High magnetic field induced crossover from the Kondo to Fermi liquid behavior in 1$T$-VTe$_{2}$ single crystals

TL;DR

This study reveals a magnetic field-induced crossover from Kondo to Fermi liquid behavior in 1T-VTe2 crystals, highlighting the interplay between magnetic field, Kondo effect, and electronic transport properties.

Contribution

It demonstrates the magnetic field-driven transition from Kondo to Fermi liquid behavior in 1T-VTe2 and models resistivity using the modified Hamann expression.

Findings

Resistivity shows a crossover from Kondo to Fermi liquid behavior under high magnetic fields.

Negative magnetoresistivity indicates Kondo features from intercalated V ions with S=1/2.
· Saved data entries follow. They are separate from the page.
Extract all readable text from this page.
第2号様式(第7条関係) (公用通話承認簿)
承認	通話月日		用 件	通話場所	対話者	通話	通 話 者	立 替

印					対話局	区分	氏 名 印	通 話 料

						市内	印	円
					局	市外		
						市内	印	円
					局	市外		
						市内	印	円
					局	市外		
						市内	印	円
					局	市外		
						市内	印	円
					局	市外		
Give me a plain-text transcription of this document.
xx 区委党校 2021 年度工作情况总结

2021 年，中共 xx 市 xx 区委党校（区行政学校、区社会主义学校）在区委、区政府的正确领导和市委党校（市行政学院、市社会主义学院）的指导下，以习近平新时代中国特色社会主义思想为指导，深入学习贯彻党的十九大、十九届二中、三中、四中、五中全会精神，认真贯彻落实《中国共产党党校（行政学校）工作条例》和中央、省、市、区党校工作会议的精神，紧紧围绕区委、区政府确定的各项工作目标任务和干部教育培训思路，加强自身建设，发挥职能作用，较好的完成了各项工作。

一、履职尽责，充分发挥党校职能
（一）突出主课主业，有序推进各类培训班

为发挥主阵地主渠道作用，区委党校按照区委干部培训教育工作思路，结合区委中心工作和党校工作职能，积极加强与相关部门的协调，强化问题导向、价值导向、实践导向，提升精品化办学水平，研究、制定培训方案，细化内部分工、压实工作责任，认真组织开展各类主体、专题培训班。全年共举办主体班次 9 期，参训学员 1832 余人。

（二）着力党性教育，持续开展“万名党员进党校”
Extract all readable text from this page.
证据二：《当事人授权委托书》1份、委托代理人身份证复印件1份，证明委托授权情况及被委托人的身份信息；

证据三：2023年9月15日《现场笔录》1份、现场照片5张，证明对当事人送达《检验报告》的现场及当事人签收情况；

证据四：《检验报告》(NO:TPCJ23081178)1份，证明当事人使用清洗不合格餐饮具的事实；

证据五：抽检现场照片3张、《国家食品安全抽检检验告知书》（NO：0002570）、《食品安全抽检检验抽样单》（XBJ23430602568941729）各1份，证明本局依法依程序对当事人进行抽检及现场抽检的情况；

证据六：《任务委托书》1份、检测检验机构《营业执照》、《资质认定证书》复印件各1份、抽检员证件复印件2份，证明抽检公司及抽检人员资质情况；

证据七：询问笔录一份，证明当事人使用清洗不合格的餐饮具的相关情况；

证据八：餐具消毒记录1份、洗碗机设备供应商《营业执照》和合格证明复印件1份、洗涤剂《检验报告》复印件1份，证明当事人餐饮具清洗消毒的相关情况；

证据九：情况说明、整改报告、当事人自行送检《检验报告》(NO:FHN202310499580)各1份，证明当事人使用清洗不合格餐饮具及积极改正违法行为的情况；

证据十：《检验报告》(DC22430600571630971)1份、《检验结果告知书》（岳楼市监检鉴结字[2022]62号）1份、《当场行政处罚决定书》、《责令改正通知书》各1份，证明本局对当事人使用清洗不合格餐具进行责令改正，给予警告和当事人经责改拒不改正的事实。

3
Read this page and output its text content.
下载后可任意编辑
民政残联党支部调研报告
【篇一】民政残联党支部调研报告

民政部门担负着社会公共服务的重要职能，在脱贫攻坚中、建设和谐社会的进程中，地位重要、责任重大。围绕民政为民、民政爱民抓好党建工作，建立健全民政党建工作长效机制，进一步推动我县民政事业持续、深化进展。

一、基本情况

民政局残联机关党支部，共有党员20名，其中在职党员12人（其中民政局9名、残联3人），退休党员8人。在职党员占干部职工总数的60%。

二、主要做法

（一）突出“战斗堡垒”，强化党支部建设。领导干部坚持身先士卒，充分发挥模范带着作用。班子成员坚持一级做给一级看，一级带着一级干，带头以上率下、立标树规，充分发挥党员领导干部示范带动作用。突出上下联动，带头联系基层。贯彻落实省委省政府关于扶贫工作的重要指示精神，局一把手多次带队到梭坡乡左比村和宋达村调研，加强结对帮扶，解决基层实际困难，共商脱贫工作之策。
Resistivity peaks below T_K due to Kondo resonance splitting.

Abstract

The magnetic and magnetotransport properties of metallic 1$T$-VTe$_{2}$ single crystals were investigated at temperatures from 1.3 to 300 K and in magnetic fields up to 35 T. Upon applying a high magnetic field, it is found that the electrical resistivity displays a crossover from the logarithmic divergence of the single-impurity Kondo effect to the Fermi liquid behavior at low temperatures. The Brillouin scale of the negative magnetoresistivity above the Kondo temperature $T_{\rm{K}}$ = 12 K indicates that the Kondo features originate from intercalated V ions, with $S$ = 1/2. Both magnetic susceptibility and Hall effect show an anomaly around $T_{\rm{K}}$. By using the modified Hamann expression we successfully describe the temperature-dependent resistivity under various magnetic fields, which shows the characteristic peak below $T_{\rm{K}}$ due to the splitting of the Kondo resonance.